Newell membekali ilmu bela dirinya dengan dasar gulat. Olahraga beladiri kuno asal Romawi itu semakin dia tekuni setelah masuk perguruan tinggi Western New England University.



“Pada awalnya sangat sulit bagi saya untuk menekuni gulat, karena saya perlu untuk mencengkeram kuat dengan dua tangan. Saya hampir putus asa, namun ibu saya terus mendukung untuk menekuni gulat. Akhirnya inilah yang saya peroleh,” ujar Newell lagi berkisah.

Newell tercatat sebagai satu-satunya petarung disabilitas yang berkiprah di MMA profesional.

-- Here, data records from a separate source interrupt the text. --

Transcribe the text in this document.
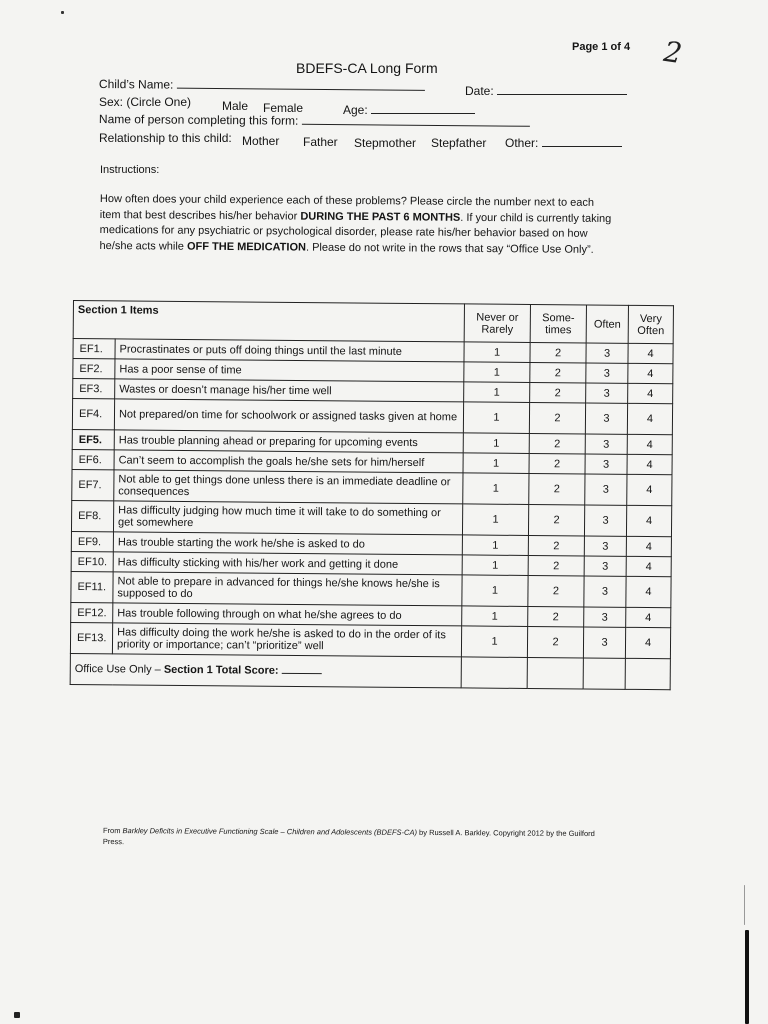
Page 1 of 4 2
BDEFS-CA Long Form
Child’s Name:	Date:
Sex: (Circle One)	Male Female	Age:
Name of person completing this form:
Relationship to this child: Mother Father Stepmother Stepfather Other:
Instructions:
How often does your child experience each of these problems? Please circle the number next to each
item that best describes his/her behavior DURING THE PAST 6 MONTHS. If your child is currently taking
medications for any psychiatric or psychological disorder, please rate his/her behavior based on how
he/she acts while OFF THE MEDICATION. Please do not write in the rows that say “Office Use Only”.
Section 1 Items		Never or Rarely	Some- times	Often	Very Often
EF1.	Procrastinates or puts off doing things until the last minute	1	2	3	4
EF2.	Has a poor sense of time	1	2	3	4
EF3.	Wastes or doesn’t manage his/her time well	1	2	3	4
EF4.	Not prepared/on time for schoolwork or assigned tasks given at home	1	2	3	4
EF5.	Has trouble planning ahead or preparing for upcoming events	1	2	3	4
EF6.	Can’t seem to accomplish the goals he/she sets for him/herself	1	2	3	4
EF7.	Not able to get things done unless there is an immediate deadline or consequences	1	2	3	4
EF8.	Has difficulty judging how much time it will take to do something or get somewhere	1	2	3	4
EF9.	Has trouble starting the work he/she is asked to do	1	2	3	4
EF10.	Has difficulty sticking with his/her work and getting it done	1	2	3	4
EF11.	Not able to prepare in advanced for things he/she knows he/she is supposed to do	1	2	3	4
EF12.	Has trouble following through on what he/she agrees to do	1	2	3	4
EF13.	Has difficulty doing the work he/she is asked to do in the order of its priority or importance; can’t “prioritize” well	1	2	3	4
Office Use Only – Section 1 Total Score:					
From Barkley Deficits in Executive Functioning Scale – Children and Adolescents (BDEFS-CA) by Russell A. Barkley. Copyright 2012 by the Guilford
Press.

Dia mengawali dari promtor kecil Xtreme Fighting Championships pada tahun 2011. Menurut dia, rekaman video pertarungannya selama di Xtreme Fighting Championships ditonton oleh 4,5 juta orang.

Usai kontrak dengan Xtreme, Newell pindah ke World Series of Fighting (2013) dan Legacy Fighting Alliance (2018). Tahun itu pula Newell sempat mendapatkan peluang untuk tampil di UFC. Jika menang, Newell akan mendapatkan kontrak panjang. Namun dia kalah angka dari Alex Munoz pada 25 Juli 2018, dan gagal mendapatkan kontrak.

Nick Newell saat menderita kekalahan pertama dalam laga melawan Justin Gaethje yang saat ini menjadi bintang di UFC. (steemit.com)

Newell tidak menyerah, dan kembali tampil di bawah promotor MMA kecil CES MMA. Sampai akhirnya Bellator yang merupakan salah satu promotor MMA terbesar di dunia meliriknya, dan memberinya kontrak panjang.

“Saya hanya berusaha untuk memberikan yang terbaik bagi orang yang telah membantu saya. Itulah yang saja janjikan untuk Bellator,” ujar Newell, yang memiliki istri Danielle dan seorang putra bernama Wyatt.

Newell mengakui dirinya terinspirasi oleh dua orang atlet. Pertama adalah Jim Abbot, pitcher klub bisbol New York Yankees yang tidak memiliki tangan kanan. Kedua adalah pegulat WWE Curtis Hawkins, yang semasa kuliah adalah teman sekamar di asrama dan memotivasi Newell untuk berlatih gulat.

Nick Newell akan melakoni debut MMA kekiniannya dalam pementasan Bellator 225 di Bridgeport, Connecticut, Amerika Serikat pada 24 Agustus 2019. Petarung MMA disabilitas ini akan melawan Corey Browning dalam partai tambahan yang tidak ditayangkan langsung oleh televisi.